Polls close in Malaysian tight elections
Updated 06 May 2013
Follow

Polls close in Malaysian tight elections

Polls close in Malaysian tight elections

KUALA LUMPUR, Malaysia: A record number of Malaysians voted in tight national elections yesterday, with some choosing to preserve the ruling coalition’s 56-year rule for the sake of stability and others pressing for an unprecedented victory by an opposition that pledges to create a cleaner government.
Prime Minister Najib Razak’s National Front coalition has won 12 consecutive general elections since independence from Britain in 1957 but now faces its most unified opposition challenge ever.
Opposition leader Anwar Ibrahim’s three-party alliance hopes allegations of arrogance, abuse of public funds and racial discrimination by the National Front will propel the opposition into power.
More than 10 million Malaysians cast ballots for a record turnout of 80 percent of about 13 million registered voters, the Election Commission said in preliminary estimates.
Some people lined up for more than an hour at schools and other voting centers, showing off fingers marked with ink to prevent multiple voting after they had finished.
The National Front held 135 seats in the 222-member Parliament that was dissolved last month.

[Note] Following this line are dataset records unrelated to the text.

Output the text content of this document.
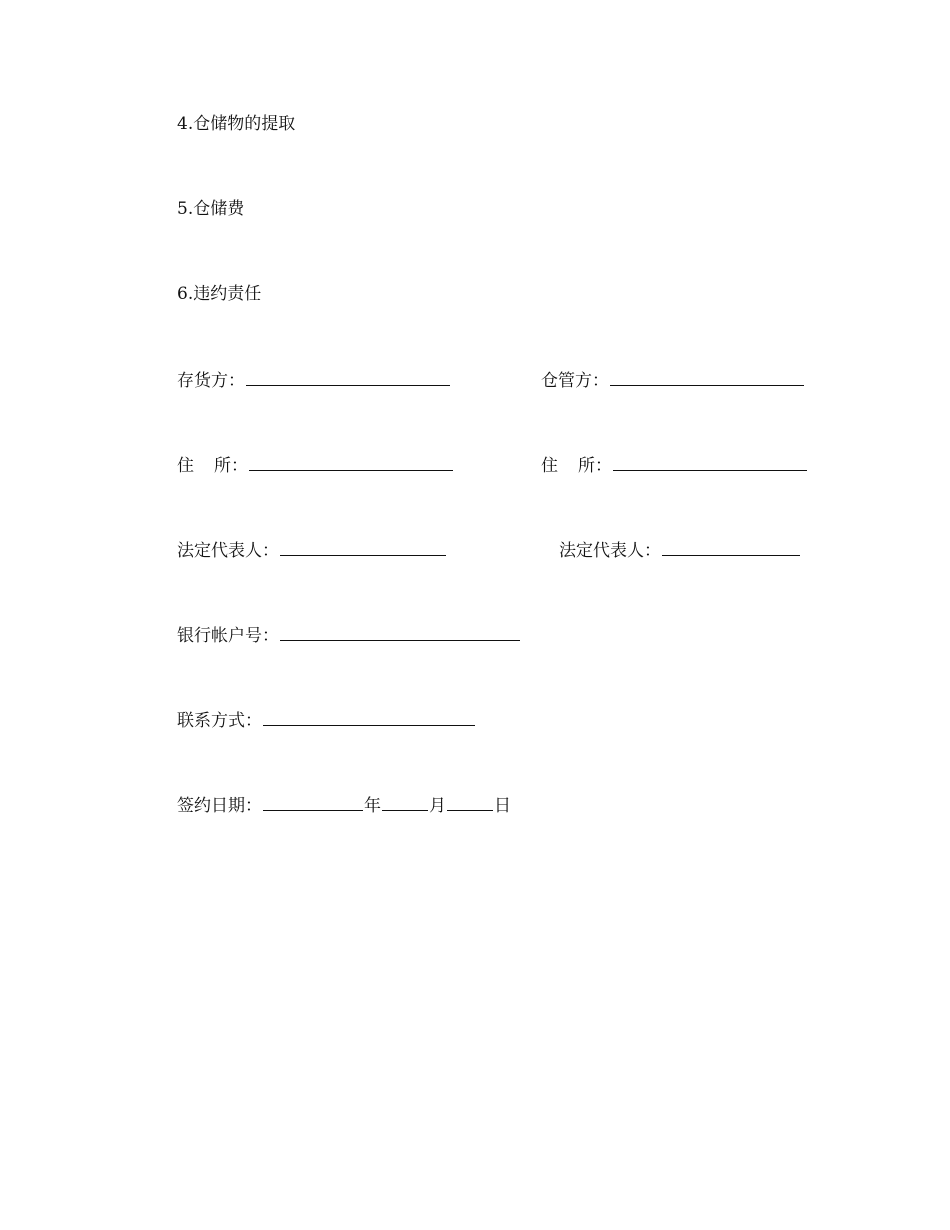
4.仓储物的提取
5.仓储费
6.违约责任
存货方：	仓管方：
住 所：	住 所：
法定代表人：	法定代表人：
银行帐户号：
联系方式：
签约日期：	年	月	日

It is anxious to secure a stronger five-year mandate and regain the two-thirds legislative majority that it held for years but lost in 2008.

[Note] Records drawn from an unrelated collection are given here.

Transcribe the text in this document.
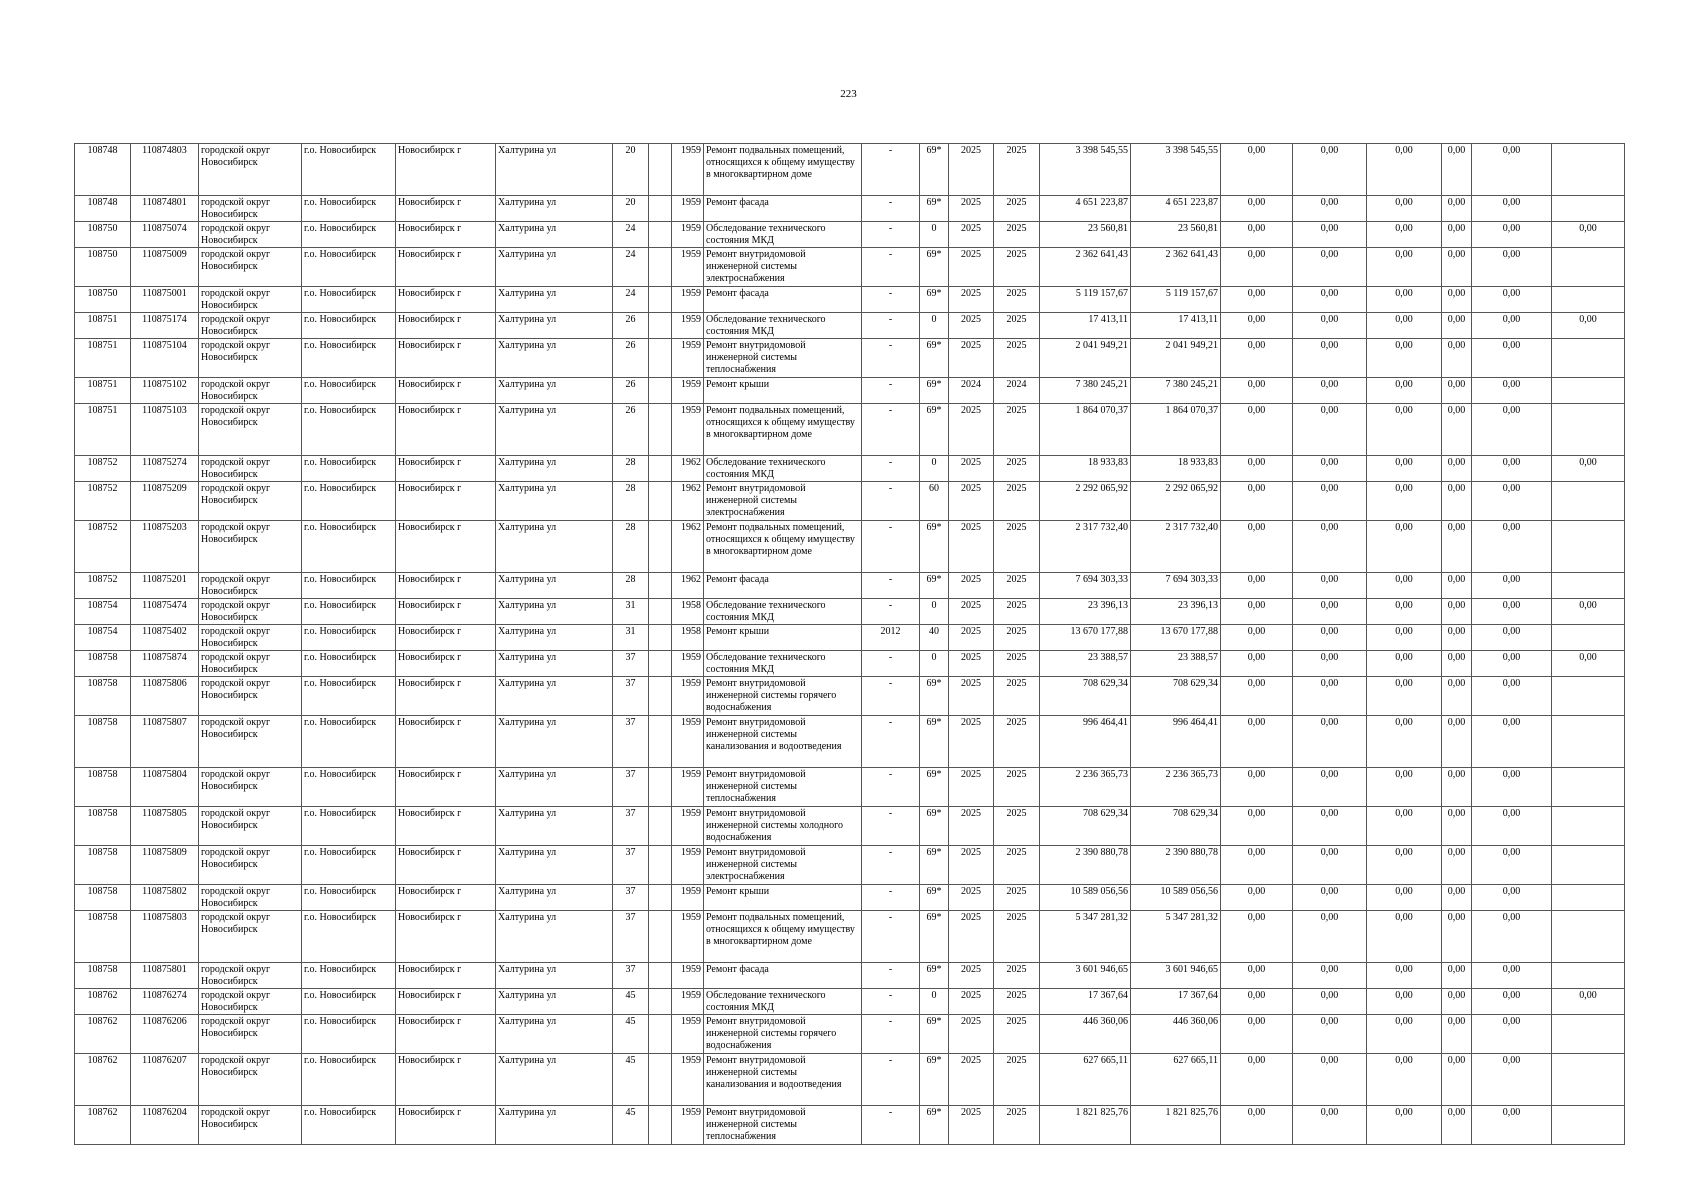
223
108748	110874803	городской округ Новосибирск	г.о. Новосибирск	Новосибирск г	Халтурина ул	20		1959	Ремонт подвальных помещений, относящихся к общему имуществу в многоквартирном доме	-	69*	2025	2025	3 398 545,55	3 398 545,55	0,00	0,00	0,00	0,00	0,00	
108748	110874801	городской округ Новосибирск	г.о. Новосибирск	Новосибирск г	Халтурина ул	20		1959	Ремонт фасада	-	69*	2025	2025	4 651 223,87	4 651 223,87	0,00	0,00	0,00	0,00	0,00	
108750	110875074	городской округ Новосибирск	г.о. Новосибирск	Новосибирск г	Халтурина ул	24		1959	Обследование технического состояния МКД	-	0	2025	2025	23 560,81	23 560,81	0,00	0,00	0,00	0,00	0,00	0,00
108750	110875009	городской округ Новосибирск	г.о. Новосибирск	Новосибирск г	Халтурина ул	24		1959	Ремонт внутридомовой инженерной системы электроснабжения	-	69*	2025	2025	2 362 641,43	2 362 641,43	0,00	0,00	0,00	0,00	0,00	
108750	110875001	городской округ Новосибирск	г.о. Новосибирск	Новосибирск г	Халтурина ул	24		1959	Ремонт фасада	-	69*	2025	2025	5 119 157,67	5 119 157,67	0,00	0,00	0,00	0,00	0,00	
108751	110875174	городской округ Новосибирск	г.о. Новосибирск	Новосибирск г	Халтурина ул	26		1959	Обследование технического состояния МКД	-	0	2025	2025	17 413,11	17 413,11	0,00	0,00	0,00	0,00	0,00	0,00
108751	110875104	городской округ Новосибирск	г.о. Новосибирск	Новосибирск г	Халтурина ул	26		1959	Ремонт внутридомовой инженерной системы теплоснабжения	-	69*	2025	2025	2 041 949,21	2 041 949,21	0,00	0,00	0,00	0,00	0,00	
108751	110875102	городской округ Новосибирск	г.о. Новосибирск	Новосибирск г	Халтурина ул	26		1959	Ремонт крыши	-	69*	2024	2024	7 380 245,21	7 380 245,21	0,00	0,00	0,00	0,00	0,00	
108751	110875103	городской округ Новосибирск	г.о. Новосибирск	Новосибирск г	Халтурина ул	26		1959	Ремонт подвальных помещений, относящихся к общему имуществу в многоквартирном доме	-	69*	2025	2025	1 864 070,37	1 864 070,37	0,00	0,00	0,00	0,00	0,00	
108752	110875274	городской округ Новосибирск	г.о. Новосибирск	Новосибирск г	Халтурина ул	28		1962	Обследование технического состояния МКД	-	0	2025	2025	18 933,83	18 933,83	0,00	0,00	0,00	0,00	0,00	0,00
108752	110875209	городской округ Новосибирск	г.о. Новосибирск	Новосибирск г	Халтурина ул	28		1962	Ремонт внутридомовой инженерной системы электроснабжения	-	60	2025	2025	2 292 065,92	2 292 065,92	0,00	0,00	0,00	0,00	0,00	
108752	110875203	городской округ Новосибирск	г.о. Новосибирск	Новосибирск г	Халтурина ул	28		1962	Ремонт подвальных помещений, относящихся к общему имуществу в многоквартирном доме	-	69*	2025	2025	2 317 732,40	2 317 732,40	0,00	0,00	0,00	0,00	0,00	
108752	110875201	городской округ Новосибирск	г.о. Новосибирск	Новосибирск г	Халтурина ул	28		1962	Ремонт фасада	-	69*	2025	2025	7 694 303,33	7 694 303,33	0,00	0,00	0,00	0,00	0,00	
108754	110875474	городской округ Новосибирск	г.о. Новосибирск	Новосибирск г	Халтурина ул	31		1958	Обследование технического состояния МКД	-	0	2025	2025	23 396,13	23 396,13	0,00	0,00	0,00	0,00	0,00	0,00
108754	110875402	городской округ Новосибирск	г.о. Новосибирск	Новосибирск г	Халтурина ул	31		1958	Ремонт крыши	2012	40	2025	2025	13 670 177,88	13 670 177,88	0,00	0,00	0,00	0,00	0,00	
108758	110875874	городской округ Новосибирск	г.о. Новосибирск	Новосибирск г	Халтурина ул	37		1959	Обследование технического состояния МКД	-	0	2025	2025	23 388,57	23 388,57	0,00	0,00	0,00	0,00	0,00	0,00
108758	110875806	городской округ Новосибирск	г.о. Новосибирск	Новосибирск г	Халтурина ул	37		1959	Ремонт внутридомовой инженерной системы горячего водоснабжения	-	69*	2025	2025	708 629,34	708 629,34	0,00	0,00	0,00	0,00	0,00	
108758	110875807	городской округ Новосибирск	г.о. Новосибирск	Новосибирск г	Халтурина ул	37		1959	Ремонт внутридомовой инженерной системы канализования и водоотведения	-	69*	2025	2025	996 464,41	996 464,41	0,00	0,00	0,00	0,00	0,00	
108758	110875804	городской округ Новосибирск	г.о. Новосибирск	Новосибирск г	Халтурина ул	37		1959	Ремонт внутридомовой инженерной системы теплоснабжения	-	69*	2025	2025	2 236 365,73	2 236 365,73	0,00	0,00	0,00	0,00	0,00	
108758	110875805	городской округ Новосибирск	г.о. Новосибирск	Новосибирск г	Халтурина ул	37		1959	Ремонт внутридомовой инженерной системы холодного водоснабжения	-	69*	2025	2025	708 629,34	708 629,34	0,00	0,00	0,00	0,00	0,00	
108758	110875809	городской округ Новосибирск	г.о. Новосибирск	Новосибирск г	Халтурина ул	37		1959	Ремонт внутридомовой инженерной системы электроснабжения	-	69*	2025	2025	2 390 880,78	2 390 880,78	0,00	0,00	0,00	0,00	0,00	
108758	110875802	городской округ Новосибирск	г.о. Новосибирск	Новосибирск г	Халтурина ул	37		1959	Ремонт крыши	-	69*	2025	2025	10 589 056,56	10 589 056,56	0,00	0,00	0,00	0,00	0,00	
108758	110875803	городской округ Новосибирск	г.о. Новосибирск	Новосибирск г	Халтурина ул	37		1959	Ремонт подвальных помещений, относящихся к общему имуществу в многоквартирном доме	-	69*	2025	2025	5 347 281,32	5 347 281,32	0,00	0,00	0,00	0,00	0,00	
108758	110875801	городской округ Новосибирск	г.о. Новосибирск	Новосибирск г	Халтурина ул	37		1959	Ремонт фасада	-	69*	2025	2025	3 601 946,65	3 601 946,65	0,00	0,00	0,00	0,00	0,00	
108762	110876274	городской округ Новосибирск	г.о. Новосибирск	Новосибирск г	Халтурина ул	45		1959	Обследование технического состояния МКД	-	0	2025	2025	17 367,64	17 367,64	0,00	0,00	0,00	0,00	0,00	0,00
108762	110876206	городской округ Новосибирск	г.о. Новосибирск	Новосибирск г	Халтурина ул	45		1959	Ремонт внутридомовой инженерной системы горячего водоснабжения	-	69*	2025	2025	446 360,06	446 360,06	0,00	0,00	0,00	0,00	0,00	
108762	110876207	городской округ Новосибирск	г.о. Новосибирск	Новосибирск г	Халтурина ул	45		1959	Ремонт внутридомовой инженерной системы канализования и водоотведения	-	69*	2025	2025	627 665,11	627 665,11	0,00	0,00	0,00	0,00	0,00	
108762	110876204	городской округ Новосибирск	г.о. Новосибирск	Новосибирск г	Халтурина ул	45		1959	Ремонт внутридомовой инженерной системы теплоснабжения	-	69*	2025	2025	1 821 825,76	1 821 825,76	0,00	0,00	0,00	0,00	0,00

“The government has made some mistakes but the prime minister has made changes and I believe they (the National Front) will do their best to take care of the people’s welfare,” said Mohamed Rafiq Idris, a car business owner who waited in a long line at a central Selangor state voting center with his wife and son.
Andrew Charles, a Malaysian businessman working in Australia, flew home to vote for the opposition because he believes it can end corruption and mistrust between the Malay Muslim majority and ethnic Chinese, Indian and smaller minorities. Many political observers believe the race will be tight, with the National Front potentially edging out Anwar’s alliance partly because of its entrenched support in predominantly rural districts.
The opposition is likely to retain control of at least two of Malaysia’s 13 state legislatures and should perform well in urban constituencies where middle-class voters have clamored for change.
If the opposition wins, it would mark a remarkable comeback for Anwar, a former deputy prime minister who was fired in 1998 and subsequently jailed on corruption and sodomy charges that he says were fabricated by his political enemies. He was released from jail in 2004. “We stand today on the brink of history,” Anwar said in a statement. “The elections will mark the decisive step in an amazing, peaceful, democratic revolution that will take Malaysia into a new era.”
The opposition is worried about electoral fraud, saying the National Front was using foreign migrants from Bangladesh, the Philippines and Indonesia to vote unlawfully. Government and electoral authorities deny the allegations.